Some people will accuse Mancini of grandstanding. Some will claim he's hanging a fellow professional out to dry for a throwaway comment. And the next time Inter play, you can probably take it for granted that he'll be pelted with anti-gay abuse. Truth be told, while Mancini may get a hard time from some quarters over this, the fact that he's speaking out is to be commended.

In response, Sarri did offer an apology. "I recognize I was wrong, I said something I never should have said and I apologize to Mancini and to gay people," Sarri said. "Immediately after the incident, I realized what I had said and I went to apologize to him directly. I think once he calms down, he will accept my apology. He called me an 'old c--k.' I think that's somewhat racist too."

"It was the typical confrontation that should have remained on the pitch," he added. "It all happened in 10 seconds. I could have said anything but I want to reiterate that I am not homophobic in the slightest. I was angry and I lost my cool, because on the pitch there's a level of tension that doesn't exist in real life. I'm not homophobic. My life is there for all to see."

The crux of the issue remains the fact that Mancini made it public and whether that was warranted. After all, you could argue that he should have understood that Sarri's comment was merely intended to be hurtful in the heat of the moment. And because we all say and do stupid things in the heat of the moment, Mancini should have let it slide.
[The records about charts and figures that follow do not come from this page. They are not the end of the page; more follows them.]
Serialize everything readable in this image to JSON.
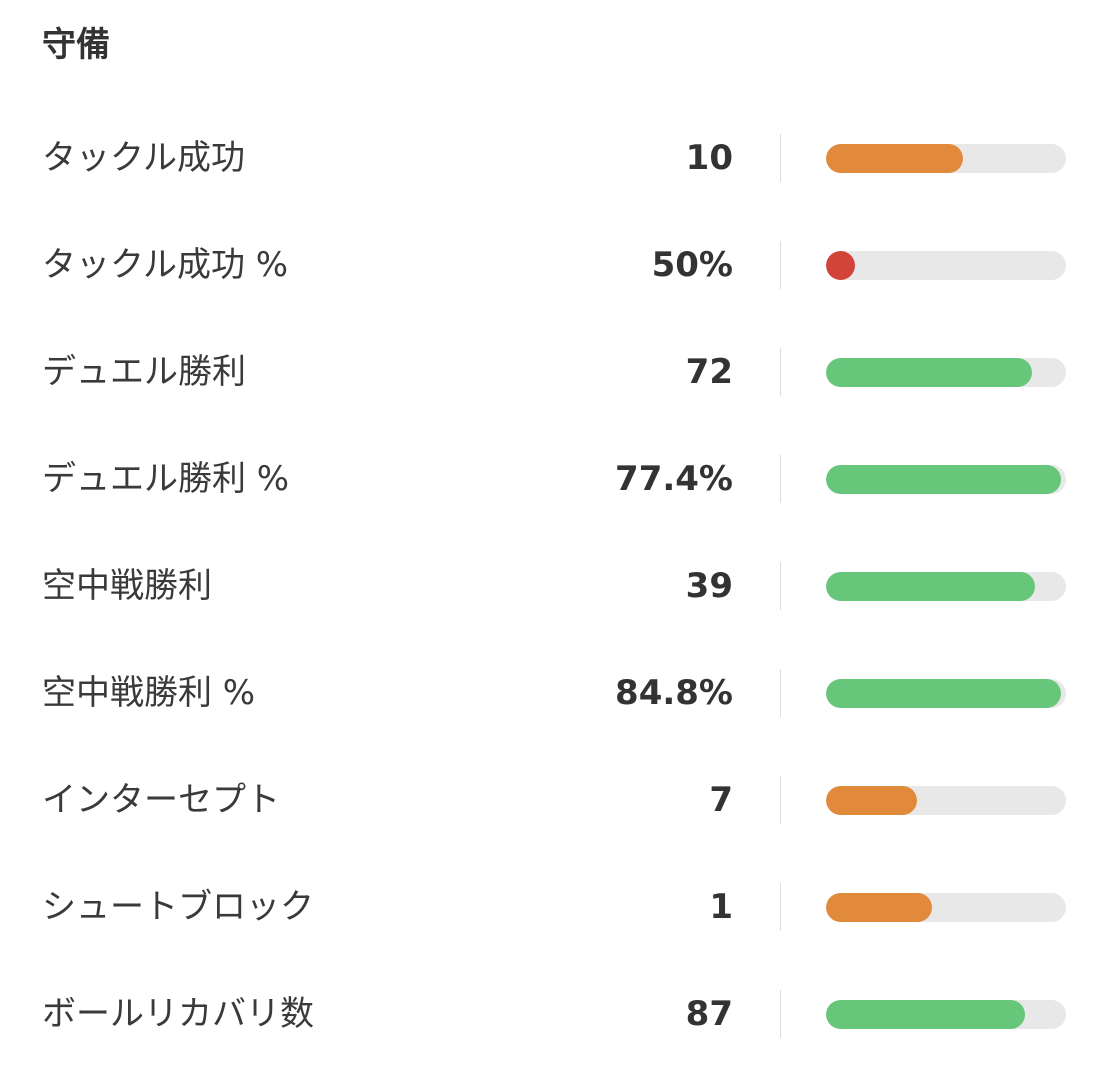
{
  "section": {
    "title": "守備"
  },
  "colors": {
    "good": "#66c67a",
    "average": "#e18a3b",
    "poor": "#d2433a",
    "track": "#e8e8e8"
  },
  "stats": [
    {
      "label": "タックル成功",
      "value": "10",
      "percentile": 0.57,
      "rating": "average"
    },
    {
      "label": "タックル成功 %",
      "value": "50%",
      "percentile": 0.12,
      "rating": "poor"
    },
    {
      "label": "デュエル勝利",
      "value": "72",
      "percentile": 0.86,
      "rating": "good"
    },
    {
      "label": "デュエル勝利 %",
      "value": "77.4%",
      "percentile": 0.98,
      "rating": "good"
    },
    {
      "label": "空中戦勝利",
      "value": "39",
      "percentile": 0.87,
      "rating": "good"
    },
    {
      "label": "空中戦勝利 %",
      "value": "84.8%",
      "percentile": 0.98,
      "rating": "good"
    },
    {
      "label": "インターセプト",
      "value": "7",
      "percentile": 0.38,
      "rating": "average"
    },
    {
      "label": "シュートブロック",
      "value": "1",
      "percentile": 0.44,
      "rating": "average"
    },
    {
      "label": "ボールリカバリ数",
      "value": "87",
      "percentile": 0.83,
      "rating": "good"
    }
  ]
}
You could argue all that, but you'd be wrong.

Mancini didn't have to speak out, but his actions should be commended as much as Sarri should be condemned.

The damage done by Sarri's words wasn't necessarily inflicted on Mancini. It was heaped upon every gay man and woman in football, particularly the overwhelming majority who are closeted. Every time a comment like that is made and is left hanging in the air, it's one further hurdle that gay men and women face. That's why it's important to call this stuff out.
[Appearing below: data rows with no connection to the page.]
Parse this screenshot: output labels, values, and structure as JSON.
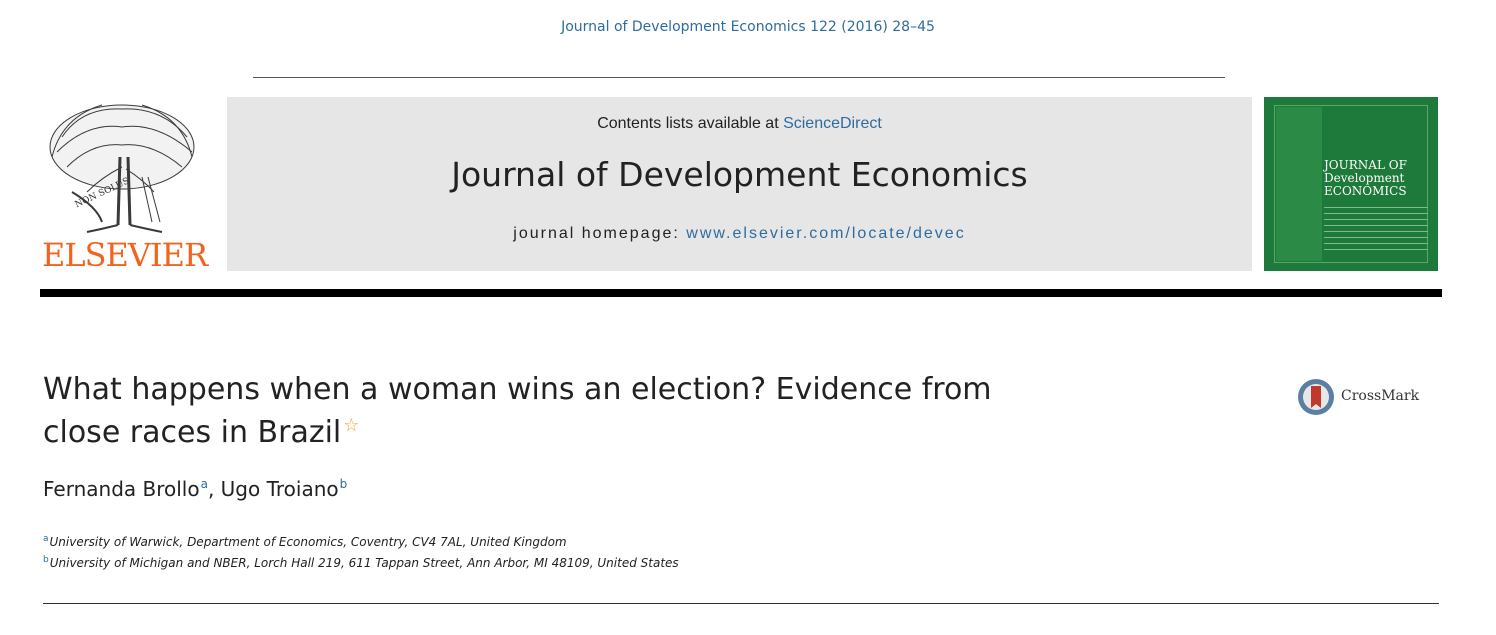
{
  "header": {
    "citation": "Journal of Development Economics 122 (2016) 28–45"
  },
  "publisher": {
    "logo_word": "ELSEVIER",
    "tree_motto": "NON SOLUS"
  },
  "banner": {
    "contents_prefix": "Contents lists available at ",
    "contents_link": "ScienceDirect",
    "journal_name": "Journal of Development Economics",
    "homepage_prefix": "journal homepage: ",
    "homepage_link": "www.elsevier.com/locate/devec"
  },
  "cover": {
    "line1": "JOURNAL OF",
    "line2": "Development",
    "line3": "ECONOMICS"
  },
  "article": {
    "title": "What happens when a woman wins an election? Evidence from close races in Brazil",
    "title_footnote_symbol": "☆",
    "crossmark_label": "CrossMark",
    "authors": [
      {
        "name": "Fernanda Brollo",
        "sup": "a"
      },
      {
        "name": "Ugo Troiano",
        "sup": "b"
      }
    ],
    "author_separator": ", ",
    "affiliations": [
      {
        "sup": "a",
        "text": "University of Warwick, Department of Economics, Coventry, CV4 7AL, United Kingdom"
      },
      {
        "sup": "b",
        "text": "University of Michigan and NBER, Lorch Hall 219, 611 Tappan Street, Ann Arbor, MI 48109, United States"
      }
    ]
  },
  "colors": {
    "link": "#2e6c9e",
    "elsevier_orange": "#f0641e",
    "cover_green": "#1e7a3a",
    "banner_gray": "#e6e6e6"
  }
}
And in Sarri's case, there's a history. Nearly two years ago when he was in charge of Empoli in Serie B, he complained about overly strict officiating by saying that football "has become a sport for f----ts." That was idiotic and offensive too, playing into ugly, age-old stereotypes.

So what will happen next? Sarri faces a ban of up to four months. He has violated the Italian FA's code (Article 11, Chapter 1), which applies to all players, club officials and coaches. It regulates direct or indirect offensive or discriminatory behaviour on the basis of race, color, religion, language, sex, nationality, ethnic origin. I'm not a lawyer, but it's hard to see him escape a ban. Every media outlet reported that he could be sidelined "up to four months" in this case.
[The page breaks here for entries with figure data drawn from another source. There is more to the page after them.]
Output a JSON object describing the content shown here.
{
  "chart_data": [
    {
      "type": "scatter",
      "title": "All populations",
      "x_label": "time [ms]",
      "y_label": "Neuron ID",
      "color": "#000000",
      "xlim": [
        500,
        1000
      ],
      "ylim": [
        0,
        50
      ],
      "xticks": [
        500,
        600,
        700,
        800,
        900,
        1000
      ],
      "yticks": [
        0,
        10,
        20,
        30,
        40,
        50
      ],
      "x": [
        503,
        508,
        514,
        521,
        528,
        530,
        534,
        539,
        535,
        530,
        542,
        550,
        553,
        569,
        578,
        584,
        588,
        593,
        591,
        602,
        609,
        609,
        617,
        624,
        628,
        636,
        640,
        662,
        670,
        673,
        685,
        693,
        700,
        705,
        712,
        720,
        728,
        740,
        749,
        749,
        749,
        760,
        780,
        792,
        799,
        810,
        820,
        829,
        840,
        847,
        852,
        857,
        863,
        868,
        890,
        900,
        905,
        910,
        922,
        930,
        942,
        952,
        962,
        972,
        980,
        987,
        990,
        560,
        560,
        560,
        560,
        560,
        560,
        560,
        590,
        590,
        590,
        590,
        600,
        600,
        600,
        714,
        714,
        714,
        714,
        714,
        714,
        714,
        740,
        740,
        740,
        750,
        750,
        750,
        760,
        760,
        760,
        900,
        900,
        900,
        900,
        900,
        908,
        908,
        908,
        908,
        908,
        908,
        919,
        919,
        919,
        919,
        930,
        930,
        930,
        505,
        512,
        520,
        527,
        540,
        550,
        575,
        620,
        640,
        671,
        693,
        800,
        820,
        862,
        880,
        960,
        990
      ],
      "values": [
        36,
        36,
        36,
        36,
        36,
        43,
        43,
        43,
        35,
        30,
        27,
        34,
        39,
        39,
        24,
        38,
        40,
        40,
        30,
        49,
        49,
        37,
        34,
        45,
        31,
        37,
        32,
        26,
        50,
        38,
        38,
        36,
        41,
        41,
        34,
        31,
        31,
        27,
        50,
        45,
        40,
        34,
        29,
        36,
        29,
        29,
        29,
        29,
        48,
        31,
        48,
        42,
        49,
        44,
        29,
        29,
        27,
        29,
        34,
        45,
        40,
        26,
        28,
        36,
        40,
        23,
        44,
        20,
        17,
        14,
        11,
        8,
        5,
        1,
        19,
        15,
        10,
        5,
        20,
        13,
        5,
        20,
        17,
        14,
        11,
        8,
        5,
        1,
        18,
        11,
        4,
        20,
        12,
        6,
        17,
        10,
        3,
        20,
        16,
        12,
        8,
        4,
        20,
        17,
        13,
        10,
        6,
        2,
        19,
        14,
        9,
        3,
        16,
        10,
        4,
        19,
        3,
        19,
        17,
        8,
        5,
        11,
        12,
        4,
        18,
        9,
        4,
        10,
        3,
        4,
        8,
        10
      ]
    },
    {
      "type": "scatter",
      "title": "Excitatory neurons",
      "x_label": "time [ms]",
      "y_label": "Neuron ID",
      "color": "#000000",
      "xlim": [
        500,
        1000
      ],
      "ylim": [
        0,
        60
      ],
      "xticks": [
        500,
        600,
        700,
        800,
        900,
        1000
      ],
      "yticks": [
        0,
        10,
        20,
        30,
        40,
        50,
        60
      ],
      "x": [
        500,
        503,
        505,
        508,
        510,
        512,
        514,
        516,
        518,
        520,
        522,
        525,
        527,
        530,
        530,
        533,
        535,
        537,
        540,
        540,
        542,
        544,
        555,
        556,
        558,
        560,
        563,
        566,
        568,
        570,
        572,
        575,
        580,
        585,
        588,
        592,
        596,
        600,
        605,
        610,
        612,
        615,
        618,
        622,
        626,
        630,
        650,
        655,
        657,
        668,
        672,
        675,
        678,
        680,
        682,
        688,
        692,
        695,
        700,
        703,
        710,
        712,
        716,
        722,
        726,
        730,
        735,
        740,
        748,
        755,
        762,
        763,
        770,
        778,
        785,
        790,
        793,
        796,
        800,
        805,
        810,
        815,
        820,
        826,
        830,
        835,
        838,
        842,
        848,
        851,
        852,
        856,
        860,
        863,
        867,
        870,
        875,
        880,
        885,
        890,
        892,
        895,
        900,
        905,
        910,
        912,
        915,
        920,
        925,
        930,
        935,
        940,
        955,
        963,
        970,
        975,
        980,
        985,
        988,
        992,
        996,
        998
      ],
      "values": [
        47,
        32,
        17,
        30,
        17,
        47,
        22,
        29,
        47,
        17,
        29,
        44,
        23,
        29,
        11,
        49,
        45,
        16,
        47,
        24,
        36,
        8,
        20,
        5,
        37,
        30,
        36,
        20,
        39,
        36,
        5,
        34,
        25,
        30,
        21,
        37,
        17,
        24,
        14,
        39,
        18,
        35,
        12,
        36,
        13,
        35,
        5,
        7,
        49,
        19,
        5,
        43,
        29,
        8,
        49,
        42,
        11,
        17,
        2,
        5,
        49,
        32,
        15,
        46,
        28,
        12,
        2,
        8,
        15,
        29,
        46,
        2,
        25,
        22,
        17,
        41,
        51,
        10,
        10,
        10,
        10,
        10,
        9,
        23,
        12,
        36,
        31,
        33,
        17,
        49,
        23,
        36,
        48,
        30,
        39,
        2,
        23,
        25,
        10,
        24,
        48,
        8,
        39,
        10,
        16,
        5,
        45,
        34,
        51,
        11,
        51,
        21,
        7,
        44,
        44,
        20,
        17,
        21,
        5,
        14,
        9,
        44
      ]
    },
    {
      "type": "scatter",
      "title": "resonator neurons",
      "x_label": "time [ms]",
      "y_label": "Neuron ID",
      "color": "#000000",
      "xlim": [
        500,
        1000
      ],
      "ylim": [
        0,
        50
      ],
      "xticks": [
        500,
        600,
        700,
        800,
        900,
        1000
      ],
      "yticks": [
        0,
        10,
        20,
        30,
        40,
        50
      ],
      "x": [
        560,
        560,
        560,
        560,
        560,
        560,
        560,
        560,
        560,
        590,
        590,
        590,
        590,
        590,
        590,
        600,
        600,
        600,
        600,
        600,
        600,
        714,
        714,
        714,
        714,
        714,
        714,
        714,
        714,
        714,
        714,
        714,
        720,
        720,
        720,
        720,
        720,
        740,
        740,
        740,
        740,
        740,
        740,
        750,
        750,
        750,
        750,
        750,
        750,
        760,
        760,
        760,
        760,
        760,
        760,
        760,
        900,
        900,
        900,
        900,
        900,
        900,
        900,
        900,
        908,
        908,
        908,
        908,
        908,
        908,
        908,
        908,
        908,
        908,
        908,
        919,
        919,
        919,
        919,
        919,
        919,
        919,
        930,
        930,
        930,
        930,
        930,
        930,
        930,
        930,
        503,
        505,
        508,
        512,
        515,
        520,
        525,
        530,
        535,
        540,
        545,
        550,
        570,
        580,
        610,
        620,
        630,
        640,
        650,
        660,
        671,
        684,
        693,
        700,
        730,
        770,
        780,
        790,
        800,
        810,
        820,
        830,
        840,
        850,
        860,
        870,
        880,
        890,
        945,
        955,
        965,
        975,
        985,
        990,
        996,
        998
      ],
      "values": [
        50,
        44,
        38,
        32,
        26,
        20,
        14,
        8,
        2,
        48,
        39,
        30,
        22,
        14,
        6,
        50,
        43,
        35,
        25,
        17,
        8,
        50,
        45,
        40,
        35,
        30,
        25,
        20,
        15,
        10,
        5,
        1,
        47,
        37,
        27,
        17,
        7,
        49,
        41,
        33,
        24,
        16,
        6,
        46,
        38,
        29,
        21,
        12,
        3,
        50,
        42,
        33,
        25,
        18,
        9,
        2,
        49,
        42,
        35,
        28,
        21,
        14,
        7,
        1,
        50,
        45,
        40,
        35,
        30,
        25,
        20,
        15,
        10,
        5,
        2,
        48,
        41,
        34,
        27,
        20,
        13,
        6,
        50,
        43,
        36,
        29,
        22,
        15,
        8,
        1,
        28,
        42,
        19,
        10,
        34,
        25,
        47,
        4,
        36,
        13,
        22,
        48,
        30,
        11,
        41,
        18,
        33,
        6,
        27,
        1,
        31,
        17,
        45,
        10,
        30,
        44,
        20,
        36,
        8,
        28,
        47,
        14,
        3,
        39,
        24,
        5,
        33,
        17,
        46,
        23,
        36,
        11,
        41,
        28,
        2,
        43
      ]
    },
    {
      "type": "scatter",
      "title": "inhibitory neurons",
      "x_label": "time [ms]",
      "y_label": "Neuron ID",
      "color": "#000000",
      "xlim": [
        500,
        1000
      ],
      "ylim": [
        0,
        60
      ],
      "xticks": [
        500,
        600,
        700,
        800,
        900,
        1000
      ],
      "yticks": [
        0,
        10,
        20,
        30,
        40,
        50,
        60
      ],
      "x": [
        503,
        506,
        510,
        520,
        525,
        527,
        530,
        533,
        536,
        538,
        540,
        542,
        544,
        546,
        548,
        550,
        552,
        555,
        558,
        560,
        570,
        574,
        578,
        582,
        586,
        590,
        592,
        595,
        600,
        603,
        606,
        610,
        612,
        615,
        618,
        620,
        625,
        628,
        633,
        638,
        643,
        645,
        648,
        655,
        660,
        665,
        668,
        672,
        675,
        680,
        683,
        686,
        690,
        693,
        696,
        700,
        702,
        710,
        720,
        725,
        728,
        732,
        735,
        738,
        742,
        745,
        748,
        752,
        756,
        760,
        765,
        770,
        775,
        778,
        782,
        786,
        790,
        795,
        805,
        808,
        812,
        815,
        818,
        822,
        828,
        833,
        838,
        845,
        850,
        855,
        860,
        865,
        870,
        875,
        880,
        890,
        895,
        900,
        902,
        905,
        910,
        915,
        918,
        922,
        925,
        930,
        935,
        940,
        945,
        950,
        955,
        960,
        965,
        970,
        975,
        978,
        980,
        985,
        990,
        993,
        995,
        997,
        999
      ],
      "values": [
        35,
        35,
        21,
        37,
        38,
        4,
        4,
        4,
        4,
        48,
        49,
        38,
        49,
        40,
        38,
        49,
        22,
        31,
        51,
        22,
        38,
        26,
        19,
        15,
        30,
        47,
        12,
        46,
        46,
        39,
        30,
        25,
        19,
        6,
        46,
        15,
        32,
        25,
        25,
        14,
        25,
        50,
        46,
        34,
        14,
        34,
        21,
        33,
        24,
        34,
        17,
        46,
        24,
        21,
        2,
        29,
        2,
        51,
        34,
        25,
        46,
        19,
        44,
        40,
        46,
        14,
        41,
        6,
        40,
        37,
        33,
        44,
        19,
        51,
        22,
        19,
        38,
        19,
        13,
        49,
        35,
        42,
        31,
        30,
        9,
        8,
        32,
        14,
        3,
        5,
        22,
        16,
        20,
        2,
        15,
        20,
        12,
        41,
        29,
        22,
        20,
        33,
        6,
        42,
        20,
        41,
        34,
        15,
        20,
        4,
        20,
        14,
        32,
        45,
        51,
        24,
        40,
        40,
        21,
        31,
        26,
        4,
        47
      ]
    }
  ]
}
A ban would certainly send a stronger message than the one the NBA sent Kobe Bryant when he said something similar to an official in 2011. Bryant got away with a $100,000 fine, which, as a proportion of salary, would be like fining Sarri $8,000 and not banning him at all. Surely, football can do better than the NBA in this case and make a strong statement.

Again Mancini didn't need to do this -- he chose to do it, because it was the right thing to do. It was the night someone who matters in the game said "no more." It was the night that what was once commonly accepted -- as anyone who has played organized sport at any level (I myself remember hearing it playing little league basketball in sixth grade) -- was emphatically rejected. What you hope for now is support and solidarity from the rest of the football world.